Childhood's End

A number of missives I've authored on science, philosophy, and other topics may be relevant to this review.

Childhood's End is exactly the kind of cerebral science fiction that I enjoy the most. Thinking about the end (of the full book), I think it is one of the more optimistic outcomes of our evolution. That is, it will either be a dystopian nightmare (for us at least) in a worst case scenario and any outcome that leads to something positive will require us to transcend our selves as we currently are. If this even possible (and I think it is in theory), there will be a complete sacrifice of identity, and for some that will be too high a price to pay.
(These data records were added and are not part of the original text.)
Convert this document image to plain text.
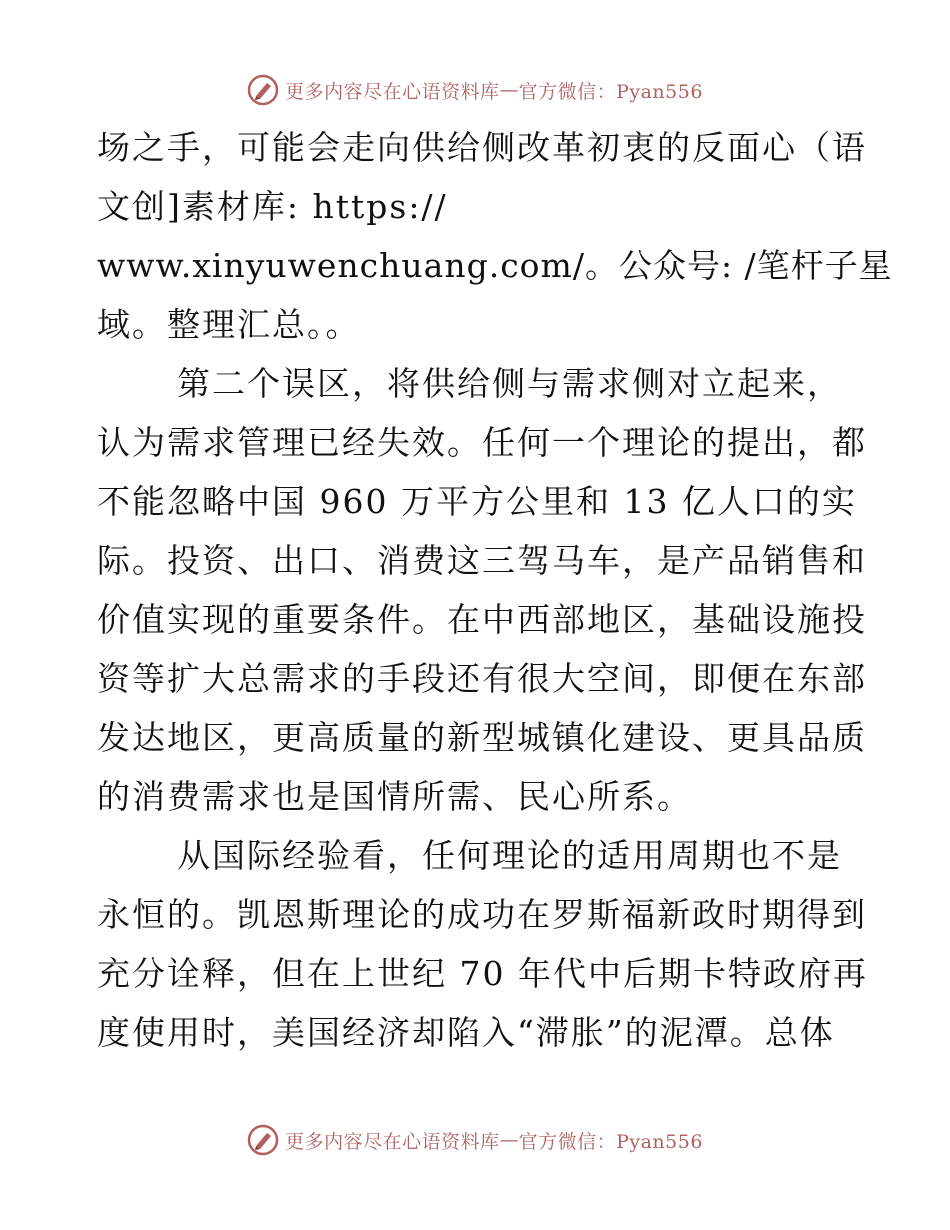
更多内容尽在心语资料库 — 官方微信：Pyan556
场之手，可能会走向供给侧改革初衷的反面心（语
文创]素材库: https://
www.xinyuwenchuang.com/。公众号: /笔杆子星
域。整理汇总。。
第二个误区，将供给侧与需求侧对立起来，
认为需求管理已经失效。任何一个理论的提出，都
不能忽略中国 960 万平方公里和 13 亿人口的实
际。投资、出口、消费这三驾马车，是产品销售和
价值实现的重要条件。在中西部地区，基础设施投
资等扩大总需求的手段还有很大空间，即便在东部
发达地区，更高质量的新型城镇化建设、更具品质
的消费需求也是国情所需、民心所系。
从国际经验看，任何理论的适用周期也不是
永恒的。凯恩斯理论的成功在罗斯福新政时期得到
充分诠释，但在上世纪 70 年代中后期卡特政府再
度使用时，美国经济却陷入“滞胀”的泥潭。总体
更多内容尽在心语资料库 — 官方微信：Pyan556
Some people may welcome an outcome like what happens in the story and would be happy if that's what happened with humanity eventually. Some would rail against it, as certain individuals. From a scientific perspective, I am not attached to any outcome, but I am interested in figuring out what it is likely to be. In practice, it seems that for a robust complex system to sustain itself (at any scale), a delicate equilibrium between the autonomy of the individual units comprising the system and their collective behaviour appears to exist.

In terms of the movie, the first part was highly engaging and fast paced and set up the story well, but the second and third parts had a lot of filler and while there was a great deal of character development illustrating human virtues and flaws, it really could have been condensed into one in my view. The ending was poignant. The stand out moment was the humanity exhibited by Ricky who is given a rare cure for his affliction but uses it to save Karellen's life. Nothing lasts forever: each individual is around for a cosmic blink of an eye and the entire species not much longer. We are made from star dust, and that is what we will end up as.